Earlier this year Just Trade were kindly given a donation by one of our lovely customers, Indigo in Oxford to invest into the communities in which we work. It was decided that the money should be given to the Association Vidas in Ayacucho.
In February Laura and Ali travelled to the province of Ayacucho, with Cristina and Nieves to present this donation and to investigate whether there was scope to expand the Zoe Project to this rural region, which is one of the poorest in the whole of Peru.
The poverty of the region has been exacerbated in recent years as it was used as the base for the terrorist organisation known as the Shining Path (Sendero Luminoso) with its campaign against the Peruvian government in the 1980’s and early 1990’s.
The communities are still living with the horror of all that happened during this period. Many of the people we met had first hand experience, having lost family members and witnessed terrible atrocities.
It was obvious that the need for work was great and together with Rachel from Association Vidas, we quickly identified groups of women we could start working with.

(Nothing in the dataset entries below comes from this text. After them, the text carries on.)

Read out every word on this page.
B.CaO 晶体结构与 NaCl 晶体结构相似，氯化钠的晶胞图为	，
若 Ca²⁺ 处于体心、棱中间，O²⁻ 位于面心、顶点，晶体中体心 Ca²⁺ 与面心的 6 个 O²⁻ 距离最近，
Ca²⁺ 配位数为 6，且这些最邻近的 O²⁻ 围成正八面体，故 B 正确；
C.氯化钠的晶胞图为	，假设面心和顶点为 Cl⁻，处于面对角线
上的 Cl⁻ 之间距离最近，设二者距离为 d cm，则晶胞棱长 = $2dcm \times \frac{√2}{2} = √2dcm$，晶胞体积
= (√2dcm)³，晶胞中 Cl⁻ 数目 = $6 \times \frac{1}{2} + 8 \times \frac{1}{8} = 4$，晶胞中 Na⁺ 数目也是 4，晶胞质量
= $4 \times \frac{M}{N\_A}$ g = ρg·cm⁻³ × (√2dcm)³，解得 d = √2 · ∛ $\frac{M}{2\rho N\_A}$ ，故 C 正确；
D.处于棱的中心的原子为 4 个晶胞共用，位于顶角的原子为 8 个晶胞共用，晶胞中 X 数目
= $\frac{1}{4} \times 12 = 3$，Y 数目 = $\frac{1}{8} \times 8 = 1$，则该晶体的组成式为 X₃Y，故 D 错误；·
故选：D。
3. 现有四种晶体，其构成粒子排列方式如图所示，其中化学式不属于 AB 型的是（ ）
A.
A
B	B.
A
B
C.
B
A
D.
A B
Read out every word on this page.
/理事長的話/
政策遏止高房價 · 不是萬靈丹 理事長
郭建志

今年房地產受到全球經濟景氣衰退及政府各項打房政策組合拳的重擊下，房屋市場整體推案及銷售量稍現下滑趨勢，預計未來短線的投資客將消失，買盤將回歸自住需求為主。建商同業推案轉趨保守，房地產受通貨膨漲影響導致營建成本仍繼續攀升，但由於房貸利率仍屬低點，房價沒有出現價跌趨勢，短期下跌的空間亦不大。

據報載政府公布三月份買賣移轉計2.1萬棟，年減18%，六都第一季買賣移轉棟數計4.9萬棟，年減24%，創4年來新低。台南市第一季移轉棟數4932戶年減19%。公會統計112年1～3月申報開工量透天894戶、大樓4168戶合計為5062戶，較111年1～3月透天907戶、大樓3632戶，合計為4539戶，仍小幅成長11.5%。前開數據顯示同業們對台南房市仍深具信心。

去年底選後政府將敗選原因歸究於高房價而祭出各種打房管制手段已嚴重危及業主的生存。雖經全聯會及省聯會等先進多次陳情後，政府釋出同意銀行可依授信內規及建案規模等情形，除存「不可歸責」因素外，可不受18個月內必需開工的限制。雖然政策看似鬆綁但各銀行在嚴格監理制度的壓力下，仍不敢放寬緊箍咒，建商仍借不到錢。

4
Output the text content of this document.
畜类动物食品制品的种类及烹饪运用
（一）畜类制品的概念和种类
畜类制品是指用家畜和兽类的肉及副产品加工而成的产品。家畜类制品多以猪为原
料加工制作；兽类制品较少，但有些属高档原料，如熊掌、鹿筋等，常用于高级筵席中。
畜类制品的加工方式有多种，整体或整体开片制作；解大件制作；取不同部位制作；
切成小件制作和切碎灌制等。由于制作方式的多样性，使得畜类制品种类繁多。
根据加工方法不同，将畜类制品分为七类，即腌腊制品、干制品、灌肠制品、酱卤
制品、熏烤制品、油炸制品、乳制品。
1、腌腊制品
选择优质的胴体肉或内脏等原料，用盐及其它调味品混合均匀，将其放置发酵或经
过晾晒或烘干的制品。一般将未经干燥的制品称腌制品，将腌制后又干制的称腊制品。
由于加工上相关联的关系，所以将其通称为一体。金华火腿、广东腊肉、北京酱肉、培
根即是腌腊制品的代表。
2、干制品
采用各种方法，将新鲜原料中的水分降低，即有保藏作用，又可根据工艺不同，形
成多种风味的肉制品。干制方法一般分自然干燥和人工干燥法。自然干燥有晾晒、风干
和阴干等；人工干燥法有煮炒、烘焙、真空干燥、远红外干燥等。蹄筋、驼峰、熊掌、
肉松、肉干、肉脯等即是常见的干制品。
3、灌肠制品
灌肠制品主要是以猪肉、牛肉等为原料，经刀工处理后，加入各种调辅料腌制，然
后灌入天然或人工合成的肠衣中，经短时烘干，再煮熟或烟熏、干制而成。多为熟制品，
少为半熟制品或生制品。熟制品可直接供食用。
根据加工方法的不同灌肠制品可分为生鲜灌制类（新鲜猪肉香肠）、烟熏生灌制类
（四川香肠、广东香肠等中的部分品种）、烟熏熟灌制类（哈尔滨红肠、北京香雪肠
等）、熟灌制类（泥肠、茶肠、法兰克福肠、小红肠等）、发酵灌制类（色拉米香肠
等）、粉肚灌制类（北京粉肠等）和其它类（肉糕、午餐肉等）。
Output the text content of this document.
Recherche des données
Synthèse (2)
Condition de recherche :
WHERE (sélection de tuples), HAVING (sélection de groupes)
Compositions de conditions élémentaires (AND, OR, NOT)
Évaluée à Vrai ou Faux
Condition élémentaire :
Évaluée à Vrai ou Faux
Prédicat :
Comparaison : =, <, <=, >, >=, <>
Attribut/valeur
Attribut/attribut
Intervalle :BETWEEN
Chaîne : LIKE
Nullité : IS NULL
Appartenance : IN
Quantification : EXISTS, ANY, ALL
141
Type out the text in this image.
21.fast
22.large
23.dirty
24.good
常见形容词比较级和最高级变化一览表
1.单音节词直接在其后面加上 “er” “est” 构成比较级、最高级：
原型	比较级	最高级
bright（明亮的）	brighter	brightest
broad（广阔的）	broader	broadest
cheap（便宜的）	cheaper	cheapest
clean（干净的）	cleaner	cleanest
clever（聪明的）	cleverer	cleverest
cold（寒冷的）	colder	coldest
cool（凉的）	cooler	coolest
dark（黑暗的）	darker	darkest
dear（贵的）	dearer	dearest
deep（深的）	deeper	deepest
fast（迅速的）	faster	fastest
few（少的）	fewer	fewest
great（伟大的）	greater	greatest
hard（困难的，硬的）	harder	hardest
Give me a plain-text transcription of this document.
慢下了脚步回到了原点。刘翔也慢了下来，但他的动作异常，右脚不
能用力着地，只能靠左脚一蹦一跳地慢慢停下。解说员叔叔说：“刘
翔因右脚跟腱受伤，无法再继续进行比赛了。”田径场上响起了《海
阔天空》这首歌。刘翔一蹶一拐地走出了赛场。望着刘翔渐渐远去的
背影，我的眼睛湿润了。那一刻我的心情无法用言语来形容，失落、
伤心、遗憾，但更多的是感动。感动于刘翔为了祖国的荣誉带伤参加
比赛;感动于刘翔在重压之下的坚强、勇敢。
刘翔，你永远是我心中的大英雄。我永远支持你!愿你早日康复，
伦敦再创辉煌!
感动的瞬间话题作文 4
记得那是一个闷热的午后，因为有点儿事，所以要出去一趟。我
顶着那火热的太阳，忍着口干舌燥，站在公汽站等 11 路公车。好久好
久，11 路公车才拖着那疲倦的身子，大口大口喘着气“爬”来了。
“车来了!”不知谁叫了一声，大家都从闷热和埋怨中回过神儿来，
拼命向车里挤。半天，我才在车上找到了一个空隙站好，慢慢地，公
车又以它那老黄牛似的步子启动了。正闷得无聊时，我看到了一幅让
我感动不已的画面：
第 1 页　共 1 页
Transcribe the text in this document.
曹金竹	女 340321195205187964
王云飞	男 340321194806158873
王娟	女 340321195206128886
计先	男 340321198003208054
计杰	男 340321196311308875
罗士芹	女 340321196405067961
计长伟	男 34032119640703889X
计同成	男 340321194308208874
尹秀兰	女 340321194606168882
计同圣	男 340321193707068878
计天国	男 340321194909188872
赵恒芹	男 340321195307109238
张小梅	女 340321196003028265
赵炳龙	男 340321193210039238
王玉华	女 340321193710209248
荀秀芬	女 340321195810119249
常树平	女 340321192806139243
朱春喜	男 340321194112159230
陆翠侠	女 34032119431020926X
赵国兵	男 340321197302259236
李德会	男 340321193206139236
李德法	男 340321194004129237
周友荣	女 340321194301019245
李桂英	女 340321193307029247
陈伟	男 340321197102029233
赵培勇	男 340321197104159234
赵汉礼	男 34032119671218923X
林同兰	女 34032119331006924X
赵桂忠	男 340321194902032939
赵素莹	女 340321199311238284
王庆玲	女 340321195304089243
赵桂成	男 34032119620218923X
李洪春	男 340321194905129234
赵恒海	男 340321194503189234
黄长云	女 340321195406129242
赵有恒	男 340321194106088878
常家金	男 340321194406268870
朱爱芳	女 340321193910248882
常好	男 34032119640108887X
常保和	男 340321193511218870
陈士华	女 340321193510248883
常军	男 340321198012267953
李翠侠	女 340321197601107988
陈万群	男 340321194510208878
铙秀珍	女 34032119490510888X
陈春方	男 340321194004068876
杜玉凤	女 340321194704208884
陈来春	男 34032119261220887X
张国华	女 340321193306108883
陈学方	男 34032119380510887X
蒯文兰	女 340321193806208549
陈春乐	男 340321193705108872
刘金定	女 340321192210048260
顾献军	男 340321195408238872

The plan has been to start small, with a few women and just one product. With the centenary of the start of WW1 this year, demand for our crocheted poppies has increased. So in February we started a training programme to make poppy brooches.
Last month, Cristina was able to go back to the region and expand this group further. The women have been quick to learn the process and are now happily producing flowers for the Imperial War Museum. For us it seems pertinent that those who have been affected by conflict the other side of the world are involved in producing products of remembrance, and this in turn is giving them fairly paid work and hope for the future.
We would like to thank Indigo for giving us the incentive to go to Ayacucho in the first place and the Imperial War Museum for their continued orders that is now making a difference to yet more marginalised women in Peru.